La incertidumbre también crea dudas en las empresas, en la planificación de las inversiones, en el crecimiento de los países emergentes y del resto.Conclusión la incertidumbre es un mal a evitar.

Podríamos, pues, preguntarnos: ¿y la incertidumbre es mala para las personas?

La respuesta es clara, sí.
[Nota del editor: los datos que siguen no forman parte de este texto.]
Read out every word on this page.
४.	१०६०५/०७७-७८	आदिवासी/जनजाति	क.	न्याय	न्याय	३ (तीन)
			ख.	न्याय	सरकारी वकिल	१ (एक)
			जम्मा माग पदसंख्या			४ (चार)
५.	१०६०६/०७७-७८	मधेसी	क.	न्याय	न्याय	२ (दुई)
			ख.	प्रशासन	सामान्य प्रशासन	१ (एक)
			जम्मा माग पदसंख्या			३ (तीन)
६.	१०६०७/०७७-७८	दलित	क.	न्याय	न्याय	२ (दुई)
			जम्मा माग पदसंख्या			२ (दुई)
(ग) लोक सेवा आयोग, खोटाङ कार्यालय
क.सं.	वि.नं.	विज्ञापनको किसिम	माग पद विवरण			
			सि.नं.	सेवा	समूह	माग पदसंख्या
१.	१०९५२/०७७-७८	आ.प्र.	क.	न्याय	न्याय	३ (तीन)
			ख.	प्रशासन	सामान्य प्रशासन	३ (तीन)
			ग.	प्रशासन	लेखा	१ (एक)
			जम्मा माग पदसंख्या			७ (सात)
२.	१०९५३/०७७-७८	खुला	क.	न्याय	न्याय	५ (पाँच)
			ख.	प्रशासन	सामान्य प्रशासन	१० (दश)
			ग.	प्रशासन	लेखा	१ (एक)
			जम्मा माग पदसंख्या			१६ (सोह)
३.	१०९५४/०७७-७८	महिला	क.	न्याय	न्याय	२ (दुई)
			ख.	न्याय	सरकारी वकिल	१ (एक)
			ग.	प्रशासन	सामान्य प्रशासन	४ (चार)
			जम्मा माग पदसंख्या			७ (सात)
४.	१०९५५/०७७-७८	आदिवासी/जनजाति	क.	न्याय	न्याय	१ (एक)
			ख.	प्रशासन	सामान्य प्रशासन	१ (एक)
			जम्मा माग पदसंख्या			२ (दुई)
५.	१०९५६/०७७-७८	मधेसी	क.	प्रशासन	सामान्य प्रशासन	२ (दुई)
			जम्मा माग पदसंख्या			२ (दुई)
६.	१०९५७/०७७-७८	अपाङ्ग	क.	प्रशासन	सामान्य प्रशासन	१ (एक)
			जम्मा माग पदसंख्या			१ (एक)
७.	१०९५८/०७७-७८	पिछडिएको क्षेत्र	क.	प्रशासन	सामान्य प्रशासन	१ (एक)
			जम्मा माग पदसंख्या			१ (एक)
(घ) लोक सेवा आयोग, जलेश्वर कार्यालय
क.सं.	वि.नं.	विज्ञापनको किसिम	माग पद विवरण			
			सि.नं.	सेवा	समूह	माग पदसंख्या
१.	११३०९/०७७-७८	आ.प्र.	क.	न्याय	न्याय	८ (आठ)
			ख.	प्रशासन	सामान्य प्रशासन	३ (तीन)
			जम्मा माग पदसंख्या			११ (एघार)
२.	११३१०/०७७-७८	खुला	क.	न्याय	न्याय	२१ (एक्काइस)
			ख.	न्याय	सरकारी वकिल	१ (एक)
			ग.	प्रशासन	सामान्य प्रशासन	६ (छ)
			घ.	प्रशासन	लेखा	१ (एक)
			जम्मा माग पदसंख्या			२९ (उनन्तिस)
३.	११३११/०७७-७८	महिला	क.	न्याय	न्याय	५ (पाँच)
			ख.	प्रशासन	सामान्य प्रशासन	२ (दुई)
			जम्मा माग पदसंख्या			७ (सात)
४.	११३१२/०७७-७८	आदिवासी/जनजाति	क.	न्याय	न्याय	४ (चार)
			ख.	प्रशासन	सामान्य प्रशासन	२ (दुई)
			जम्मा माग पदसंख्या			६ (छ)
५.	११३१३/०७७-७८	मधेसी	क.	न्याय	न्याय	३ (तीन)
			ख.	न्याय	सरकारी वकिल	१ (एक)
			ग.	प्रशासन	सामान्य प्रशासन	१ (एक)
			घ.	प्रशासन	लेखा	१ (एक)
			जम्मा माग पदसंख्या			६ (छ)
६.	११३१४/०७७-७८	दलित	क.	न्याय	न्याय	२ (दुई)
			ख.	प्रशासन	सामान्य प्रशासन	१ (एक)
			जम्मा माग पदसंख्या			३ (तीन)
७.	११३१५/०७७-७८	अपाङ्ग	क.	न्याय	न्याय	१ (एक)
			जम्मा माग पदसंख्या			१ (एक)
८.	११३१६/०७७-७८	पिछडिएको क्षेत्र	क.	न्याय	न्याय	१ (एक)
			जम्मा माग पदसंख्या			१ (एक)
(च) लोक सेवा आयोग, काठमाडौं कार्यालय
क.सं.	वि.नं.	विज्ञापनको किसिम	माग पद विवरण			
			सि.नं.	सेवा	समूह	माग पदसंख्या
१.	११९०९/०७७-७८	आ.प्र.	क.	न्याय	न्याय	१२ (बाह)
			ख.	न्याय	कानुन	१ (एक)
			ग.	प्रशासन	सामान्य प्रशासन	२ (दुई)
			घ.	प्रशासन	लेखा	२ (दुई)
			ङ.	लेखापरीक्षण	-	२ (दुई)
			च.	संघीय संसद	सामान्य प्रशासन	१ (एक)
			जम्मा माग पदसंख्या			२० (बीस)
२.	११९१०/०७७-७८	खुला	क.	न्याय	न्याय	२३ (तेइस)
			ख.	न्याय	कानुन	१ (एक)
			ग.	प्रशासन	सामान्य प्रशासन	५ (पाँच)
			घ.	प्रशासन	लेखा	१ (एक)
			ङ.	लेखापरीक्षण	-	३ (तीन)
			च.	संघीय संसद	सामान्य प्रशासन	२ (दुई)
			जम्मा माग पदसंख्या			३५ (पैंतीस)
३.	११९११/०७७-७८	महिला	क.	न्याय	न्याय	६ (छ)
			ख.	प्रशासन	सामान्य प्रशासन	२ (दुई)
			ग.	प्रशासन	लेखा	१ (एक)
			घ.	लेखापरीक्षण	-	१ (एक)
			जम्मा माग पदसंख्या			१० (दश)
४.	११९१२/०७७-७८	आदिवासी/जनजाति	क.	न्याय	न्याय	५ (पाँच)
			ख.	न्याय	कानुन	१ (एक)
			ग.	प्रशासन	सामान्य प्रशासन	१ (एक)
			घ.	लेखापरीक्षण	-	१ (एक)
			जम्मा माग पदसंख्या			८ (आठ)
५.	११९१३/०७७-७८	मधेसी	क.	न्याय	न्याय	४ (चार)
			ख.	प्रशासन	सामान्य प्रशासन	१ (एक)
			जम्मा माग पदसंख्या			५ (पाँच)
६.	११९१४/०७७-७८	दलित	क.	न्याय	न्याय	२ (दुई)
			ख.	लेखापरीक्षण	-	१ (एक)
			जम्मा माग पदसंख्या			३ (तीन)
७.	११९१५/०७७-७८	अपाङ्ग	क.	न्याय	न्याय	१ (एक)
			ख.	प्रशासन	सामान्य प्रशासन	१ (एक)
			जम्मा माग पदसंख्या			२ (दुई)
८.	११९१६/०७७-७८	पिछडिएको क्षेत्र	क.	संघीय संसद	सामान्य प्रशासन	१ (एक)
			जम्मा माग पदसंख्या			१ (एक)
Entonces, ¿por qué los gurús del  management repiten una y otra vez  que la incertidumbre en la época actual de los avances rapidísimos en tecnología ha venido para quedarse? El discurso hoy, sobre todo para los jóvenes entrantes en el mercado de trabajo, es que tienen que acostumbrarse a vivir en la incertidumbre, porque el futuro es incierto, porque sus puestos de trabajo cambiarán a gran velocidad, desaparecerán, tendrán que hacer tareas radicalmente distintas para las que habían sido preparados cuando estudiaron en la universidad…

Este mensaje un poco ampuloso y grandilocuente contrasta con sus excepciones, pues parece no regir para todas aquellas personas que llevan trabajando quince, veinte o treinta años en la misma empresa, o los directivos, consejeros o presidentes cuasi vitalicios de grandes empresas y multinacionales de los diferentes sectores económicos.
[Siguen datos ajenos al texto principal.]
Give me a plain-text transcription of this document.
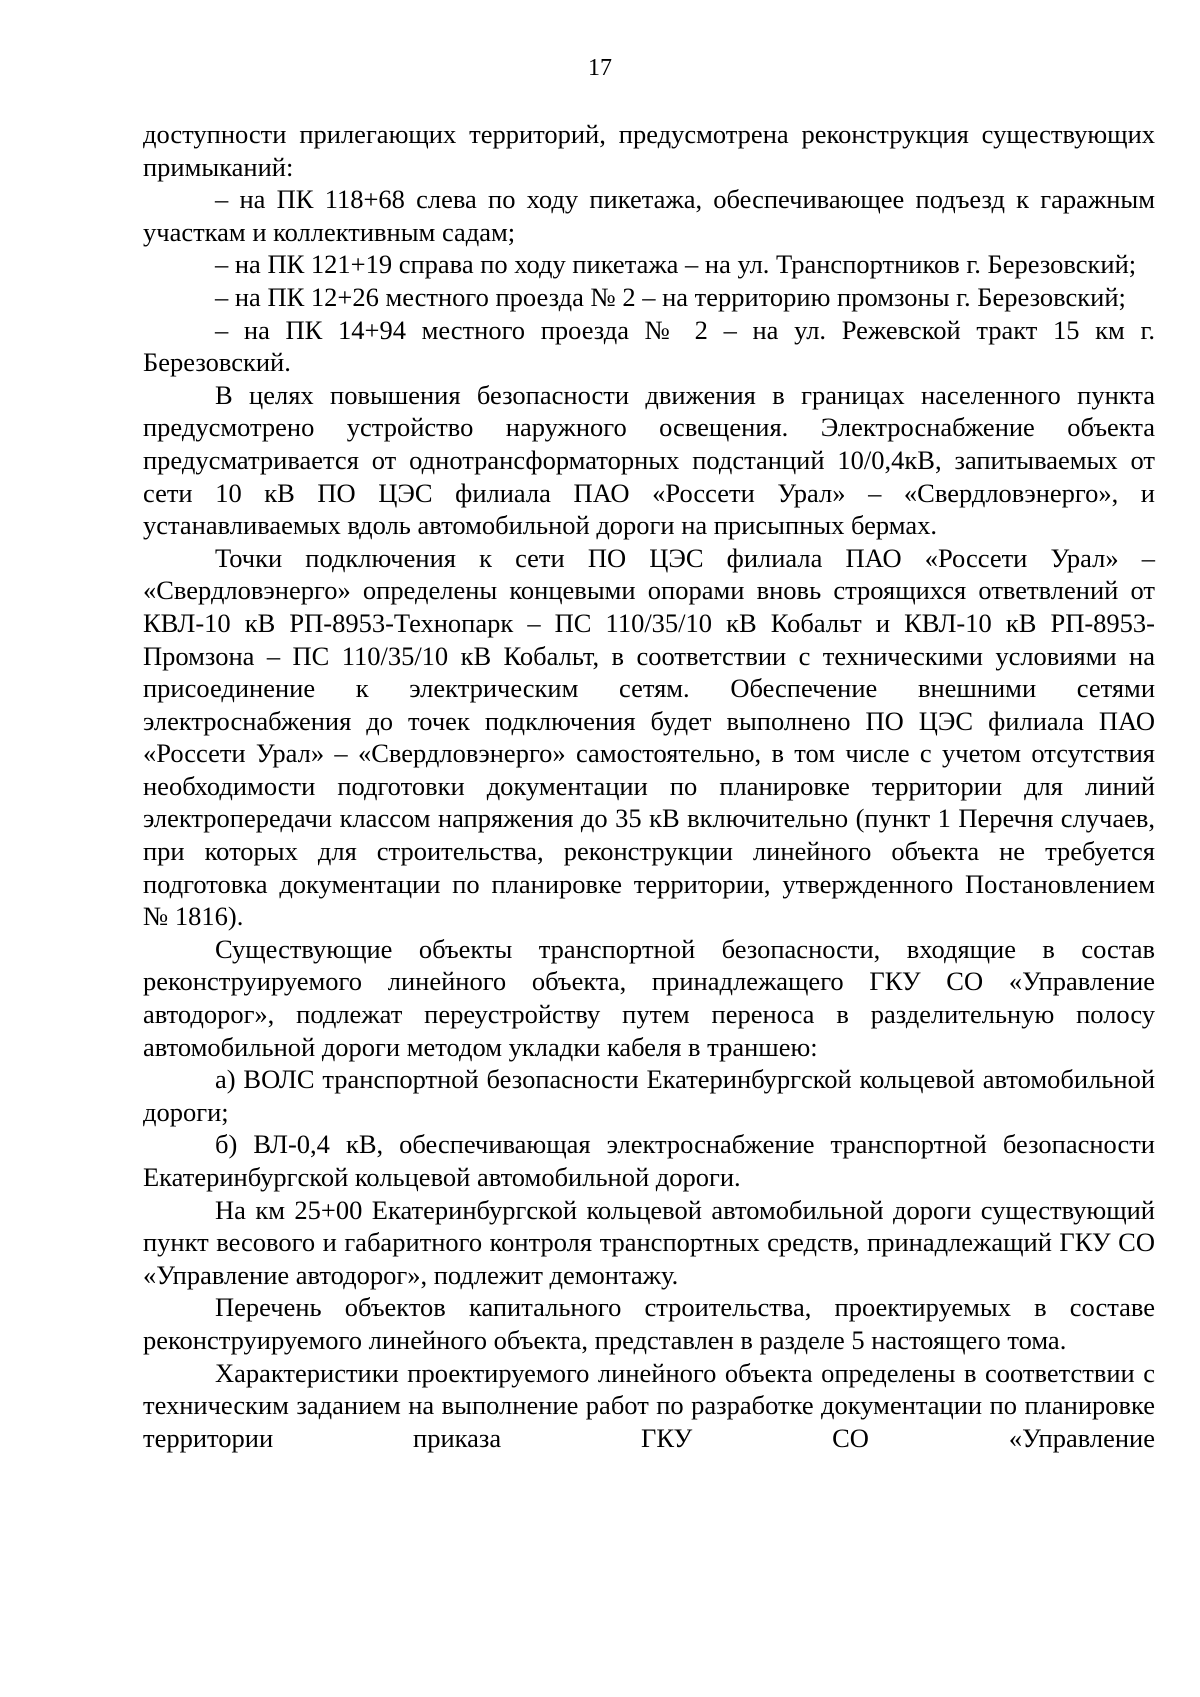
17

доступности прилегающих территорий, предусмотрена реконструкция существующих примыканий:

– на ПК 118+68 слева по ходу пикетажа, обеспечивающее подъезд к гаражным участкам и коллективным садам;

– на ПК 121+19 справа по ходу пикетажа – на ул. Транспортников г. Березовский;

– на ПК 12+26 местного проезда № 2 – на территорию промзоны г. Березовский;

– на ПК 14+94 местного проезда № 2 – на ул. Режевской тракт 15 км г. Березовский.

В целях повышения безопасности движения в границах населенного пункта предусмотрено устройство наружного освещения. Электроснабжение объекта предусматривается от однотрансформаторных подстанций 10/0,4кВ, запитываемых от сети 10 кВ ПО ЦЭС филиала ПАО «Россети Урал» – «Свердловэнерго», и устанавливаемых вдоль автомобильной дороги на присыпных бермах.

Точки подключения к сети ПО ЦЭС филиала ПАО «Россети Урал» – «Свердловэнерго» определены концевыми опорами вновь строящихся ответвлений от КВЛ-10 кВ РП-8953-Технопарк – ПС 110/35/10 кВ Кобальт и КВЛ-10 кВ РП-8953-Промзона – ПС 110/35/10 кВ Кобальт, в соответствии с техническими условиями на присоединение к электрическим сетям. Обеспечение внешними сетями электроснабжения до точек подключения будет выполнено ПО ЦЭС филиала ПАО «Россети Урал» – «Свердловэнерго» самостоятельно, в том числе с учетом отсутствия необходимости подготовки документации по планировке территории для линий электропередачи классом напряжения до 35 кВ включительно (пункт 1 Перечня случаев, при которых для строительства, реконструкции линейного объекта не требуется подготовка документации по планировке территории, утвержденного Постановлением № 1816).

Существующие объекты транспортной безопасности, входящие в состав реконструируемого линейного объекта, принадлежащего ГКУ СО «Управление автодорог», подлежат переустройству путем переноса в разделительную полосу автомобильной дороги методом укладки кабеля в траншею:

а) ВОЛС транспортной безопасности Екатеринбургской кольцевой автомобильной дороги;

б) ВЛ-0,4 кВ, обеспечивающая электроснабжение транспортной безопасности Екатеринбургской кольцевой автомобильной дороги.

На км 25+00 Екатеринбургской кольцевой автомобильной дороги существующий пункт весового и габаритного контроля транспортных средств, принадлежащий ГКУ СО «Управление автодорог», подлежит демонтажу.

Перечень объектов капитального строительства, проектируемых в составе реконструируемого линейного объекта, представлен в разделе 5 настоящего тома.

Характеристики проектируемого линейного объекта определены в соответствии с техническим заданием на выполнение работ по разработке документации по планировке территории приказа ГКУ СО «Управление
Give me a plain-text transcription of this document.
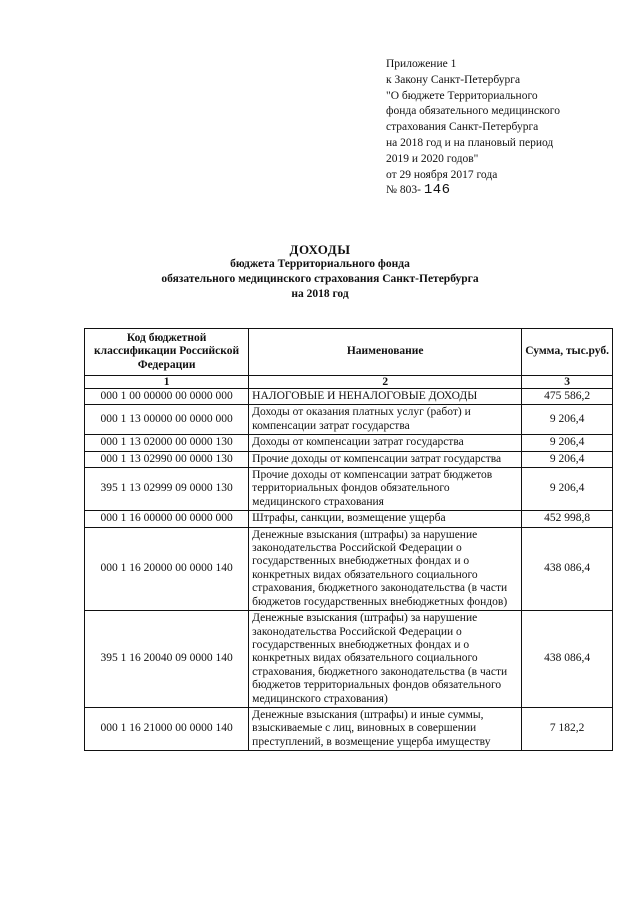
Приложение 1
к Закону Санкт-Петербурга
"О бюджете Территориального
фонда обязательного медицинского
страхования Санкт-Петербурга
на 2018 год и на плановый период
2019 и 2020 годов"
от 29 ноября 2017 года
№ 803- 146
ДОХОДЫ
бюджета Территориального фонда
обязательного медицинского страхования Санкт-Петербурга
на 2018 год
Код бюджетной классификации Российской Федерации	Наименование	Сумма, тыс.руб.
1	2	3
000 1 00 00000 00 0000 000	НАЛОГОВЫЕ И НЕНАЛОГОВЫЕ ДОХОДЫ	475 586,2
000 1 13 00000 00 0000 000	Доходы от оказания платных услуг (работ) и компенсации затрат государства	9 206,4
000 1 13 02000 00 0000 130	Доходы от компенсации затрат государства	9 206,4
000 1 13 02990 00 0000 130	Прочие доходы от компенсации затрат государства	9 206,4
395 1 13 02999 09 0000 130	Прочие доходы от компенсации затрат бюджетов территориальных фондов обязательного медицинского страхования	9 206,4
000 1 16 00000 00 0000 000	Штрафы, санкции, возмещение ущерба	452 998,8
000 1 16 20000 00 0000 140	Денежные взыскания (штрафы) за нарушение законодательства Российской Федерации о государственных внебюджетных фондах и о конкретных видах обязательного социального страхования, бюджетного законодательства (в части бюджетов государственных внебюджетных фондов)	438 086,4
395 1 16 20040 09 0000 140	Денежные взыскания (штрафы) за нарушение законодательства Российской Федерации о государственных внебюджетных фондах и о конкретных видах обязательного социального страхования, бюджетного законодательства (в части бюджетов территориальных фондов обязательного медицинского страхования)	438 086,4
000 1 16 21000 00 0000 140	Денежные взыскания (штрафы) и иные суммы, взыскиваемые с лиц, виновных в совершении преступлений, в возмещение ущерба имуществу	7 182,2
Así pues, parece que el mensaje de gestionar la continua incertidumbre en la que les ha tocado vivir a los jóvenes, oculta algunas trampas, como que habrán de aceptar peores condiciones de trabajo, salarios inferiores y contratos de temporalidad volátil donde se  encadenan unos con otros de forma ininterrumpida.

Si les preguntamos a estos jóvenes es indudable que salvo excepciones les gustaría tener un contrato indefinido y que si se van de una empresa que sea por voluntad propia y no para que aprendan a gestionar la terrible incertidumbre que les espera.
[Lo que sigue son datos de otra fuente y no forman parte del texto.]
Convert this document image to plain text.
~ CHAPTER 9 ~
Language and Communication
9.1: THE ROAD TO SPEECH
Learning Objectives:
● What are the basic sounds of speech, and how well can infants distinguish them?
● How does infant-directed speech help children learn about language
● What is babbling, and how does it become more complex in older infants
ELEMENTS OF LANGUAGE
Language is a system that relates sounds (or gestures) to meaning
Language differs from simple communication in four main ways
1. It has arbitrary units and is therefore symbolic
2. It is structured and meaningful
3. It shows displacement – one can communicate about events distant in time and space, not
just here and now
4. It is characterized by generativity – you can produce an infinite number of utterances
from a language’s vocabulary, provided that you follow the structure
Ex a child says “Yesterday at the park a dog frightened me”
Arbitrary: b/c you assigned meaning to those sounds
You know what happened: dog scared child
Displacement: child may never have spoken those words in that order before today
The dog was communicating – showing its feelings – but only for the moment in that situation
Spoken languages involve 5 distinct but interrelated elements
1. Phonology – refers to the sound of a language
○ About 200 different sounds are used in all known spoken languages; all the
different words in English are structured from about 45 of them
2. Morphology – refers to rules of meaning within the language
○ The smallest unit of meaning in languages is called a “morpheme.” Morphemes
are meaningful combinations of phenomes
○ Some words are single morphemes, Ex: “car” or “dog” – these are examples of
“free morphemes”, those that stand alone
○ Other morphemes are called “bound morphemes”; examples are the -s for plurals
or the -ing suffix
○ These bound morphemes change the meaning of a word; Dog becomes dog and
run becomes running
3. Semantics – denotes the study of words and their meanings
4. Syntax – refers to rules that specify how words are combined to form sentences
Por lo tanto, un grado muy alto de incertidumbre es malo para la economía y para las personas. Pero, ¿puede hacerse algo al respecto?

¿Acaso la economía y sus leyes no son actividades humanas planificadas y gestionadas por personas? ¿Acaso las condiciones de trabajo, los salarios, los determinan los extraterrestres? ¿Quién es responsable de que lasinnovaciones tecnológicas se introduzcan a mayor o menor velocidad, dimensión o alcance? La respuesta es clara, las personas.

Por lo tanto, ¿resulta tan difícil en el siglo XXI modular, mitigar, acompasar los efectos negativos de la actividad productiva o las incertidumbres que genera la tecnología? Si son actividades humanas, serían las personas las que podrían atemperar y hacer mas llevadera la vida que nos toca vivir, de manera que los parados o los jóvenes que quieren ser adultos y trabajar  pudieran hacerlo en condiciones que no fueran penosas o degradantes y que les permitiera llevar una vida honrosa.

A la economía le sienta mal la incertidumbre, pero a las personas les obliga a veces a llevar vidas indignas, impropias de las sociedades avanzadas en las que habitamos.